Les facteurs génétiques sont au premier plan des facteurs de risque du cancer du sein (KS) et les gènes BRCA1 et BRCA2 n’en représentent qu’un modeste exemple. On sait également que le risque de cancer du sein bilatéral (KSB) est élevé si un autre membre de la famille en est atteint. Il en est de même chez les jumelles, surtout monozygotes, où la survenue d’un KS chez l’une doit le faire redouter et rechercher chez l’autre. Ces 2 derniers cas de figure sont d’ailleurs comparables, car la femme qui développe un KSB est génétiquement identique à elle-même, au même titre que les jumelles monozygotes le sont entre elles.

L’examen du registre scandinave (Suède, Danemark, Finlande) a permis de trouver 2 499 jumelles dont l’une au moins était atteinte d’un KS. Par ailleurs, ont été identifiées 93 448 femmes ayant un KS en Suède, et dont l’arbre généalogique était connu ; ce qui a permis d’évaluer le risque de KSB. Seuls les cancers infiltrants ont été retenus. Sur les 2 499 jumelles, 855  étaient monozygotes. Parmi les 93 448 KS identifiés, 4 872 étaient bilatéraux, dont 4 429 en l’absence d’antécédent familial et 443 avec des antécédents familiaux.

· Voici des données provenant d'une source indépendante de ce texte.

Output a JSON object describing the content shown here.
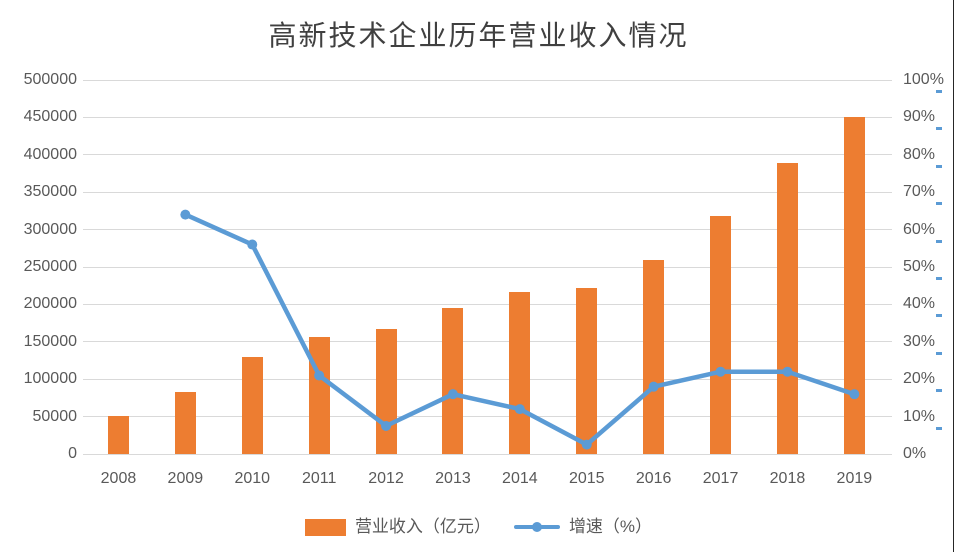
{
  "title": "高新技术企业历年营业收入情况",
  "legend": {
    "revenue_label": "营业收入（亿元）",
    "growth_label": "增速（%）"
  },
  "colors": {
    "bar": "#ed7d31",
    "line": "#5b9bd5",
    "gridline": "#d9d9d9",
    "axis_text": "#595959",
    "title_text": "#404040"
  },
  "chart_data": {
    "type": "bar",
    "subtype": "bar-line-combo",
    "title": "高新技术企业历年营业收入情况",
    "categories": [
      "2008",
      "2009",
      "2010",
      "2011",
      "2012",
      "2013",
      "2014",
      "2015",
      "2016",
      "2017",
      "2018",
      "2019"
    ],
    "series": [
      {
        "name": "营业收入（亿元）",
        "type": "bar",
        "axis": "left",
        "color": "#ed7d31",
        "values": [
          51000,
          83000,
          130000,
          156000,
          167000,
          195000,
          216000,
          222000,
          260000,
          318000,
          389000,
          450000
        ]
      },
      {
        "name": "增速（%）",
        "type": "line",
        "axis": "right",
        "color": "#5b9bd5",
        "values": [
          null,
          64,
          56,
          21,
          7.5,
          16,
          12,
          2.5,
          18,
          22,
          22,
          16
        ]
      }
    ],
    "left_axis": {
      "min": 0,
      "max": 500000,
      "step": 50000,
      "tick_labels": [
        "0",
        "50000",
        "100000",
        "150000",
        "200000",
        "250000",
        "300000",
        "350000",
        "400000",
        "450000",
        "500000"
      ]
    },
    "right_axis": {
      "min": 0,
      "max": 100,
      "step": 10,
      "tick_labels": [
        "0%",
        "10%",
        "20%",
        "30%",
        "40%",
        "50%",
        "60%",
        "70%",
        "80%",
        "90%",
        "100%"
      ]
    },
    "grid": true,
    "legend_position": "bottom"
  }
}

Le taux global d’incidence de KS par an en Suède est de 0,09 %. Et ce taux est, selon cette étude, de 0,44 % chez la jumelle bivitelline (fausse jumelle) d’une patiente atteinte de cancer du sein, de 0,64 % chez la jumelles monozygote. Le risque de KSB est de 0,68 % par an en l’absence d’antécédent de KSB familial, et de 1,03 % en cas de KSB familial (soit 11 fois plus que dans la population générale).

Après 20 ans de surveillance de la sœur d’une jumelle atteinte de KS, le risque cumulé de survenue de KS chez elle apparaît être de 14 % pour une vraie et de 9 % pour une fausse jumelle. Sur la même période, le risque de survenue d’un KSB après un 1er KS est de 11 % en l’absence d’antécédents familiaux et de 18 % s’ils existent.

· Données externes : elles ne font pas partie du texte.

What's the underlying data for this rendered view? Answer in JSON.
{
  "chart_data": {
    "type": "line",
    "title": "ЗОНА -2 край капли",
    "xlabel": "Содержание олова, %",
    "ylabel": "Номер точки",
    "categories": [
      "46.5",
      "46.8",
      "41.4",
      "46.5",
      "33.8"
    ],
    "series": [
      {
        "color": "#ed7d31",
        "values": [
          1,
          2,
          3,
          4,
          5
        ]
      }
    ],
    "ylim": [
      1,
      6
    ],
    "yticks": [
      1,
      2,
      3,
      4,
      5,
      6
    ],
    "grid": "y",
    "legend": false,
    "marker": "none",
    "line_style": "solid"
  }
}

Le risque d’atteinte du sein controlatéral est multiplié par 1,5 chez les femmes atteintes de KS et ayant des antécédents familiaux de KSB (vs absence de tels antécédents), alors que la jumelle monozygote d’une patiente atteinte a un risque (non significatif) multiplié par 1,21 seulement d’avoir un KS (par rapport au risque de KS sporadique), et la jumelle bivitelline a un risque même diminué (facteur 0,75).

Enfin, l’atteinte du second sein ou l’atteinte de l’autre jumelle n’est pas apparu influencé ni par l’âge, ni par le délai écoulé depuis le diagnostic du premier cancer.

Dr Jean-Fred Warlin

Référence
Hartman M et coll. : Breast cancer onset in twins and women with bilateral disease. J Clin Oncol., 2008; 26: 4086-4091.